Futures Contract
Financial term in the Investing category
Definition
An agreement to buy or sell an asset at a predetermined price on a specific future date. Commonly used for commodities, currencies, and stock indices. Requires margin account.
Related Terms
Derivatives
Financial contracts whose value is derived from an underlying asset, such as stocks, bonds, commodities, or currencies. Includes options, futures, and swaps.
Commodities
Basic goods used in commerce that are interchangeable with other goods of the same type. Examples include gold, oil, wheat, and natural gas. Traded on commodity exchanges.
Margin
Borrowed money from a broker to purchase securities. Amplifies both gains and losses. Requires a margin account and maintaining minimum equity levels to avoid margin calls.

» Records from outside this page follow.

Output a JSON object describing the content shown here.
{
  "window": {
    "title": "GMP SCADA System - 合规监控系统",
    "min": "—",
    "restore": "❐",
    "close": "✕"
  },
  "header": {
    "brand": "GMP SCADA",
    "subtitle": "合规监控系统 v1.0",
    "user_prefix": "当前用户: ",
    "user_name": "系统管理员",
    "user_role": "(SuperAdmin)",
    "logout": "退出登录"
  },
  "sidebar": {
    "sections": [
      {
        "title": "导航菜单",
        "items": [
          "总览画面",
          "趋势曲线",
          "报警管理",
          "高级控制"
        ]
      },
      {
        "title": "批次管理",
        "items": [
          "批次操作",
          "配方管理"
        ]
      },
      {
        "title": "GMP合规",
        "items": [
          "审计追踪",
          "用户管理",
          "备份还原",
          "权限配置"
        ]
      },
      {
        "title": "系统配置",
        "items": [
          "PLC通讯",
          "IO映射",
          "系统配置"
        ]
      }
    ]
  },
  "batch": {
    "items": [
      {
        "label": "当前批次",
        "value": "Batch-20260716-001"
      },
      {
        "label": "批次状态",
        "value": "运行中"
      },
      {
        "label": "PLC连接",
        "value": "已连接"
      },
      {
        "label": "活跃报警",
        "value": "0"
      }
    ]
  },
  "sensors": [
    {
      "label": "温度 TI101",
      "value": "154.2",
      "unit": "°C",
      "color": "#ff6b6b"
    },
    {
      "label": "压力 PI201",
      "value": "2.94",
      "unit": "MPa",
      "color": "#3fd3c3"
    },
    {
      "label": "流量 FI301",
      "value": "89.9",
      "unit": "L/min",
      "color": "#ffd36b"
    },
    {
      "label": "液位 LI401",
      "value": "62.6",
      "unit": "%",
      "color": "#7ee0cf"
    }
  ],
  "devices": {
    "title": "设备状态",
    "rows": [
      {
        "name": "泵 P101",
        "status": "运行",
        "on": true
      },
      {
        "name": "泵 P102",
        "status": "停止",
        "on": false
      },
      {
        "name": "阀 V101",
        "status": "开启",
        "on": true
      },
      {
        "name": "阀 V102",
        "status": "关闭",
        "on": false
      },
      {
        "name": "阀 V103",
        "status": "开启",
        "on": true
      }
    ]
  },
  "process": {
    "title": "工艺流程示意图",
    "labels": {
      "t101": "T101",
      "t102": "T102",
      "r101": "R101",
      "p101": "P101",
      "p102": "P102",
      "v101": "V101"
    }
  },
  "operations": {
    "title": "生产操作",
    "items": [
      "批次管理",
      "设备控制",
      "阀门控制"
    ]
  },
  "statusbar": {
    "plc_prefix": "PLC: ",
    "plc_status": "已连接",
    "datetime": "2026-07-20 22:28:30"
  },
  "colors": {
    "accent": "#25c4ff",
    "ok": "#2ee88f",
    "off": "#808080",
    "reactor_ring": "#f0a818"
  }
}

Frequently Asked Questions
What is Futures Contract?
An agreement to buy or sell an asset at a predetermined price on a specific future date. Commonly used for commodities, currencies, and stock indices. Requires margin account.
Why is Futures Contract important in personal finance?
Futures Contract is an important investing concept that helps individuals make better financial decisions. Understanding Futures Contract can improve your financial planning and help you achieve your money goals.
How does Futures Contract relate to Derivatives?
Futures Contract and Derivatives are related financial concepts. Financial contracts whose value is derived from an underlying asset, such as stocks, bonds, commodities, or currencies. Includes options, futures, and swaps.